2.2. Identification of LRR Genes
The leucine-rich repeat (LRR) gene is a part of the plant nucleotide-binding leucine-rich repeat (NLR) receptor and is responsible for recognizing pathogen effectors, thereby triggering the ETI immune response [25]. NLR identification was performed following the methodology outlined in Ngou et al. [28]. In summary, protein sequences shorter than 250 amino acids were removed, and the remaining protein sequences were subjected to domain searches using HMMER (Version 3.1b2). The threshold for filtering protein kinase domains was set at 1 × 10^−10^, while the threshold for LRR domains was set at 10 × 10^−3^. For protein kinase domains, the focus was primarily on Protein Families Database (PFAM) PF00069.26, whereas for LRR domains, the relevant PFAM entries included PF18805.2, PF18831.2, PF18837.2, PF00560.34, PF07723.14, PF07725.13, PF12799.8, PF13306.7, PF13516.7, PF13855.7, PF14580.7, PF01463.25, PF08263.13, and PF01462.19. Genes containing both protein kinase and LRR domains were classified as LRR receptor-like kinases (LRR-RLKs). Genes containing LRR domains but lacking protein kinase domains and possessing C3F domains were classified as Leucine-rich repeat receptor-like proteins (LRR-RLPs). Additionally, lysin motif receptor-like kinases (LysM-RLKs) and lysin motif receptor-like proteins (LysM-RLPs) were filtered based on protein sequence lengths greater than 150 amino acids. Protein sequences containing both LysM domains (PF01476.21) and transmembrane domains were classified as LysM genes. Further classification of LysM genes into LysM-RLKs and LysM-RLPs was conducted based on the presence of kinase domains. The software used for identifying LysM genes included TransMembrane prediction using hidden Markov models (TMHMM) (Version 2.0) [29].
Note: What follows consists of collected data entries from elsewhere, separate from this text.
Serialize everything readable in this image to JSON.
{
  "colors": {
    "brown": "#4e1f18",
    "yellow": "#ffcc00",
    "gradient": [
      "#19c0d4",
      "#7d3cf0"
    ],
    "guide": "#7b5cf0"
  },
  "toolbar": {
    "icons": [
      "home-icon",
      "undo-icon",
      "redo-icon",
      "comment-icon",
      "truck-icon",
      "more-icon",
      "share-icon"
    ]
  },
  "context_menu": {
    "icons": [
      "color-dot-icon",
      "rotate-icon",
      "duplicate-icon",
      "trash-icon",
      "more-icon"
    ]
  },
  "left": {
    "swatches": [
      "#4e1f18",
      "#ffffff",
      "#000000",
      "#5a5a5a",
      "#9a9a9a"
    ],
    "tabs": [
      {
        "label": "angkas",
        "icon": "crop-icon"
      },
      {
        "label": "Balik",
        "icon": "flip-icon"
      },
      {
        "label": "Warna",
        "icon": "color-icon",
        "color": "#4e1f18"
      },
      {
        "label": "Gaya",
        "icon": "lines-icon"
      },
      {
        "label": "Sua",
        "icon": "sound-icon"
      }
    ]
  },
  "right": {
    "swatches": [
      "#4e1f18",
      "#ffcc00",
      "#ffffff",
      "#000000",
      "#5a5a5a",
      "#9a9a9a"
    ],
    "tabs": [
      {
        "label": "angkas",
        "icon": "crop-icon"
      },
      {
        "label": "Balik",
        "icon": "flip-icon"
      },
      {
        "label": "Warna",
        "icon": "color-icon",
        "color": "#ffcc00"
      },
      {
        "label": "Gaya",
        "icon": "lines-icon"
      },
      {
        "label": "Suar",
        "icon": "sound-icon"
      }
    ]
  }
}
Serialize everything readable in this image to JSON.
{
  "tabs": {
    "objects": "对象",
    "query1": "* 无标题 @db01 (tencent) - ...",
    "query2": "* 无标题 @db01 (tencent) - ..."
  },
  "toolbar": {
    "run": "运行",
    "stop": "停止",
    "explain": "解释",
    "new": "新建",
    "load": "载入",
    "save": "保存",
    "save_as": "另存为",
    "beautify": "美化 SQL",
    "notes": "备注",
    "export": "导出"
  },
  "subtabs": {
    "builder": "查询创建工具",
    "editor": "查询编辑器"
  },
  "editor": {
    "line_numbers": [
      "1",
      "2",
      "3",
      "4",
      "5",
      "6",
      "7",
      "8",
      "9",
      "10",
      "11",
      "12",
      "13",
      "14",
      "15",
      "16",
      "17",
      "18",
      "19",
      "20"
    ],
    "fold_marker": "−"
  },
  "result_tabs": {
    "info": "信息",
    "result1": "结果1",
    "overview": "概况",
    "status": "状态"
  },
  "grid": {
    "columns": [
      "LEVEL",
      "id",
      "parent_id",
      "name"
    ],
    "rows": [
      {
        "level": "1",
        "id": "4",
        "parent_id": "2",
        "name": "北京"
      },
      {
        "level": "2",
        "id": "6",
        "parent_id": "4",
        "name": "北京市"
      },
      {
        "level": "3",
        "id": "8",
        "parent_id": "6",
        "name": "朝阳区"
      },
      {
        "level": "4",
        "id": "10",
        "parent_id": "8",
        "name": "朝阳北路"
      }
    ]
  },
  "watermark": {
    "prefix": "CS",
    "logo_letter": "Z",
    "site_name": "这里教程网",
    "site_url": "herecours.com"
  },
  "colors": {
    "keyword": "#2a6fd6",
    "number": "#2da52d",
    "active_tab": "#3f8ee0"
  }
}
2.3. Identification of NLR Genes
For the identification of NLR genes, we utilized NLR-Annotator (Version 2) [30], a software widely used for NLR gene identification in plants. All parameters were set to their default values, and further grouping analyses were conducted based on the results provided by the software.
2.4. Construction of the Phylogenetic Tree for 300 Rice Genomes
To obtain the phylogenetic relationships among the 300 rice genomes, we conducted a comparative analysis of all protein sequences using OrthoFinder (Version 2.5.4) [31], with all parameters set to their default values. The phylogenetic tree output by OrthoFinder served as the phylogenetic tree for the 300 rice genomes. The online tool iTOL (https://itol.embl.de/ (accessed on 15 May 2025), Version 6) [32] and the R package itol.toolkit (Version 1.1.7) [33] were used for visualizing the phylogenetic tree.
2.5. Data Analysis and Visualization
All data analyses and visualizations in this study were conducted using R (Version 4.2.3) [34]. Data visualization was performed using the R package ggplot2 (Version 3.5.1) [35].
3. Results
3.1. Collection and Analysis of Rice Genome Samples
To comprehensively explore the leucine-rich repeat (LRR) and nucleotide-binding leucine-rich repeat (NLR) in rice, we gathered genomic data from 300 rice samples sourced globally (Figure 1A), primarily from three studies [1,2,3]. Among these 300 rice genomes, 170 were from Oryza sativa indica, 70 from O. sativa japonica, 26 from O. rufipogon, 12 from O. glaberrima, 8 from O. barthii, 5 from O. sativa aus, and 9 could not be definitively assigned to a specific subgroup (referred to as “Not sure”) (Figure 1B). These genomes encompass the latest published T2T genome of rice. To ensure the accuracy of subsequent analyses, we conducted a quality assessment of the 300 genomes using Benchmarking Universal Single-Copy Orthologs (BUSCO) (Figure 1C). Only four genomes (NH268: 85.4, CN30: 88.1, CN14: 88.3, and CW02: 88.3) had BUSCO scores below 90, while the rest exhibited scores above 90, with an average of 94.78, a median of 95.40, and a maximum of 97.20. Regarding the number of genes in these genomes, the minimum was 33,308, the maximum was 57,359, the average was 35,919, and the median was 35,176 (Figure 1D). These results indicate that the 300 selected genomes represent the majority of the rice population and possess exceptionally high average quality, ensuring the precision of subsequent analyses.
3.2. Phylogenetic Tree and the Number of Each Gene Type
From Figure 2, it is evident that there are significant differences among the various subspecies. By comparing the proportion of each type of immune receptor gene, we can see that the number of LRR-RLK genes constitutes the highest percentage of the total gene count in the genome, followed by coiled-coil domain containing (CNL) genes and LRR-RLP genes. CNL-type NLRs contain a coil–coil (coiled coil, CC) domain, a nucleotide-binding domain (NB-ARC), and a leucine-rich repeat (LRR) [25]. Enhancing the expression of CNL-type NLR proteins in plants or optimizing their functionality via genetic engineering can substantially enhance crop disease resistance. For example, studies conducted on the model organism Arabidopsis thaliana have demonstrated that CNL-type R protein complexes, such as RRS1 and RPS4, recognize effectors from pathogenic bacteria, such as those causing bacterial blight, thereby activating plant immune responses and improving crop resistance to diseases [36].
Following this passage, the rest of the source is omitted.